In sharing this part of myself, I saw the students sit in awe. They listened. They knew that I wouldn’t expect them to take risks that I wasn’t willing to take. In starting off, the students started to read theirs’ one-by-one. The journal-entries were personal. Open and honest. Painful and quite personal. For many of the students, the presence of gun-shooting in their communities is reality. The fear of what is outside is real. However, the students shared their joys too. Some of the students felt joy in seeing their neighbors help out in their neighborhoods, or seeing kids playing with other kids. In one student’s journal-entry, she shared with us how she feels scared in her neighborhood. She doesn’t like going outside. She prefers to stay indoors. In the telling of her narrative, some of the students giggled at her fear of going outside. In hearing these giggles, the French teacher quickly told the class that “This may be her healing. So, let her speak. She is being honest. She wrote what is on her heart”.  In this moment of truth, I felt something happen to me. I knew this woman’s words were from the Most Divine. The Creator had allowed her to be the vehicle for such healing. In her simple, but powerful words, all of us started to realize that beloved community allows for healing. Beloved community allows for pain to be said and heard. In beloved community, we work together to get through the pain.

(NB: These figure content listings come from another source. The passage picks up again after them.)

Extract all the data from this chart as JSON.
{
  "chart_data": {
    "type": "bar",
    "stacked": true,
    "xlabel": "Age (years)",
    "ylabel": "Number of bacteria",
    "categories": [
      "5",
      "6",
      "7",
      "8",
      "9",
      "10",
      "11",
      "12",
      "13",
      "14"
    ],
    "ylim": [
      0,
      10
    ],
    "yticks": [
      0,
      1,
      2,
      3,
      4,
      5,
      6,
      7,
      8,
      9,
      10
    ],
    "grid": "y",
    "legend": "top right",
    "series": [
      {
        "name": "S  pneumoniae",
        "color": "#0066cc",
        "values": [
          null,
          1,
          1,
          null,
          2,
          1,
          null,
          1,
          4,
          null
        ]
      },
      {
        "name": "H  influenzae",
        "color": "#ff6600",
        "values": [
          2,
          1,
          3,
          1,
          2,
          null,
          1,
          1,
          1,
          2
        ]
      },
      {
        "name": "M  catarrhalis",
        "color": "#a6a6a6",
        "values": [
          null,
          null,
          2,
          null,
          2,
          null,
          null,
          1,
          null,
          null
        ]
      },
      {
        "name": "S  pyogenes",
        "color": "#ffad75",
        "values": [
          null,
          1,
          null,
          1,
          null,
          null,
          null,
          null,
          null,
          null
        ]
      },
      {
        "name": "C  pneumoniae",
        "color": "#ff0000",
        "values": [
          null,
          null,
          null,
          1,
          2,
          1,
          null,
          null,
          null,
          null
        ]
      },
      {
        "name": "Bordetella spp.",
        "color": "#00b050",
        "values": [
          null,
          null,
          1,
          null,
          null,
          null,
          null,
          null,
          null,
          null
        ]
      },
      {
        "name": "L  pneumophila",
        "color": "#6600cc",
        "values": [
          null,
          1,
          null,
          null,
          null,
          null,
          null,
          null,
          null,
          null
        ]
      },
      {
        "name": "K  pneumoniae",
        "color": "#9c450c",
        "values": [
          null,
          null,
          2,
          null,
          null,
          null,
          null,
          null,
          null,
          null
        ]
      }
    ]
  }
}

In gathering the daily journals of the students, I began to read about the lives of those that chose to not read. In reading these entries, I understood the importance of loving. We must love. We must choose to love to live. We are all coming from different circumstances and lifestyles. We all hurt. We all need to express ourselves. The path to healing is not easy. It comes with its own struggles. However, it must be taken, if we are ready. These students didn’t have to write anything and some didn’t. Some simply left an empty sheet of notebook paper to be collected. However, the ones that did choose to participate had chosen to risk everything. This act of risking is hard. It’s brutally painful for many of us. However, as the French teacher had told the class, “this may be healing”.  Healing. this. may. be.